There was absolutely no room to pack the gifts. Our elbows were in a constant fox trot with each other and my sister (or I ) always had the tape when I (or she) just needed it. Four hands did make for light work and we got rather good at missing one finger to help tie the other’s knot all the while proceeding with the paper on our own next package. We had a wonderful time, nonetheless for knowing what all the neighbors and their wives were going to unwrap on Christmas morning before they did: shared secrets!
One summer our boss had a great idea.

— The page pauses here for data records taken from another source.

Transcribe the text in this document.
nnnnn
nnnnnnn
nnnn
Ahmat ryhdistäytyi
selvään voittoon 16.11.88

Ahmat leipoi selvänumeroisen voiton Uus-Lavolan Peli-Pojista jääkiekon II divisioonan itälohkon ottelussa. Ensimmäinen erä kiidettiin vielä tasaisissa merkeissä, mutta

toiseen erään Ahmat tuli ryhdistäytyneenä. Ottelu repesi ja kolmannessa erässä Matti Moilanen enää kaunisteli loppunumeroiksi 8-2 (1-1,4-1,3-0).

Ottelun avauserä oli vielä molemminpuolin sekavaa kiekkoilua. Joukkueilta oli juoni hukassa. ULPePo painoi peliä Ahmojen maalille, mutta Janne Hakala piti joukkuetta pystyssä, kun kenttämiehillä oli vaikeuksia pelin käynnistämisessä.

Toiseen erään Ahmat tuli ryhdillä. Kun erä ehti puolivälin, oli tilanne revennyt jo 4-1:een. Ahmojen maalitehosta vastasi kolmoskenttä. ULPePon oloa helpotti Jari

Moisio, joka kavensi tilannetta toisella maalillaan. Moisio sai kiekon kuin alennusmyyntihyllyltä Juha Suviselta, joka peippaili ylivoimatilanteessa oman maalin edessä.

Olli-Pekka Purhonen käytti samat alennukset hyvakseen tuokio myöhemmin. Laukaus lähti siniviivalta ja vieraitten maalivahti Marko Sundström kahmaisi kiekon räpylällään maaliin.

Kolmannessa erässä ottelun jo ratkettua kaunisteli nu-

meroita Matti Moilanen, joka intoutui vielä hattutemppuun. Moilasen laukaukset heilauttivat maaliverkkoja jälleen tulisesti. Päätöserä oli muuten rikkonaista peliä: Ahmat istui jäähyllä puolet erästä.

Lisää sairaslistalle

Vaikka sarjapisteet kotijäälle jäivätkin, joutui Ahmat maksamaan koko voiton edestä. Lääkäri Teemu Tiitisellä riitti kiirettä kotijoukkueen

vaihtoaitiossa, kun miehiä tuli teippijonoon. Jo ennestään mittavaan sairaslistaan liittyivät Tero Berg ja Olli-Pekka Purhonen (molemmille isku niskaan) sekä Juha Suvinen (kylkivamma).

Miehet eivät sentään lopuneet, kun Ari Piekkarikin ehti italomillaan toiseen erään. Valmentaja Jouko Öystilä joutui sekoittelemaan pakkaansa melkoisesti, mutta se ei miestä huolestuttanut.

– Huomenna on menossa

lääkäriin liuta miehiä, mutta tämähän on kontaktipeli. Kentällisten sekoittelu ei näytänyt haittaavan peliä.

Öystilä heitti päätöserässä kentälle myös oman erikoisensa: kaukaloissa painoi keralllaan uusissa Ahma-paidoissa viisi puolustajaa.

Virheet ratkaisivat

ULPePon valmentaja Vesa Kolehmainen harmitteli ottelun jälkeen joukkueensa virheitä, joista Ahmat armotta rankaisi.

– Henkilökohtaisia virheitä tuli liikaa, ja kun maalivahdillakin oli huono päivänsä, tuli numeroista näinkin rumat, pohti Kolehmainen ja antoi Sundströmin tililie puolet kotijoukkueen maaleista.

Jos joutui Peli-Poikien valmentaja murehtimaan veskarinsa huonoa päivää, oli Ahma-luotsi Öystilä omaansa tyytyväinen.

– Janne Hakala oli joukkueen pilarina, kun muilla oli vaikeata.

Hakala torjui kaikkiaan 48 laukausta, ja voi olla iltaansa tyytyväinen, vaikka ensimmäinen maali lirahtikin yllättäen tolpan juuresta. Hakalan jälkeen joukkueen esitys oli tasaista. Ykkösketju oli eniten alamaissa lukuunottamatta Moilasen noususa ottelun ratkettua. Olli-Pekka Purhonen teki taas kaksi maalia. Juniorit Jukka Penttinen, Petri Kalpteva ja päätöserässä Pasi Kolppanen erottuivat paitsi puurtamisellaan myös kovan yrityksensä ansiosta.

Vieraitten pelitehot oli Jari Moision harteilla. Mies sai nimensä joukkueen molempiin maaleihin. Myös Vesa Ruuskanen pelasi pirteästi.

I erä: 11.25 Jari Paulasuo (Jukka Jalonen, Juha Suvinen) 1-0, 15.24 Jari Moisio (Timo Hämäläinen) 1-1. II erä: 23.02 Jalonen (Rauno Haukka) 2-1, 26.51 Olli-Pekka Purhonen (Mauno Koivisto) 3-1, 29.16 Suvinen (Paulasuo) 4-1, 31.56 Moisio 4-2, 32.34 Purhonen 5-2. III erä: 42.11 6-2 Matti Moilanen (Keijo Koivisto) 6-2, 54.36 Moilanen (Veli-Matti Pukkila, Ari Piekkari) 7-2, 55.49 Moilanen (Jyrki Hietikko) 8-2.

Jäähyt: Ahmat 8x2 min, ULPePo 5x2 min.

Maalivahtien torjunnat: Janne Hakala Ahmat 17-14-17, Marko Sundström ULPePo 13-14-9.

Pressed with a cellar overflowing with bits and pieces as well as extensive collections of china patterns long out of date or incomplete, she put us to work. ‘Clean the dishware up, give it some kind of order and we’ll open up the cellar, ’ was her order, ‘and you two will see to it that it all gets sold!’ Happy to have a way to earn outside of the holiday chaos, we went to work. We lovingly washed and dried the most amazing of pieces as yet unrecognizable under a decade’s worth of dirt: huge tea pots with only a matching sugar bowl, gorgeous gilt dinner plates, just 7 in number, arrays of creamer pitchers both large and small, not a match for anything else. All spectacularly beautiful! We cleaned off the cellar’s ivory colored wooden shelves and arranged our wares, feeling very protective, serious, even commercial. However, the commercial interests melted spontaneously as we fell in love with piece after piece which we were allowed to buy for a song and take home…our earnings were slim.
And then, the next Christmas rush, our wares sold like hot cakes, flying off the shelves. Not only did people find the broken and missing pieces for their own dinnerware patterns, a single creamer or tea pot became a cherished gift: for flowers, for a sideboard tableau, a bedside table. Vintage, ‘brocante’ avant la letter as this was all quite some time ago. The two of us also had the chance to go wild with wrapping: we had room to move and our own little commercial kingdom. More paper and ribbon went into those odd, single pieces than there was ever time for upstairs in the shop. We packaged everything with utmost care and got rather good at it in the process.
The cellar is clearly where my love of mix and match old porcelain was born: matching dinner sets are so, well, boring. The hunt, the find, the singular piece long discarded, then the tissue paper, stiff wrapping paper, the tight knot and abundant ribbons: happy holidays and instant heirlooms!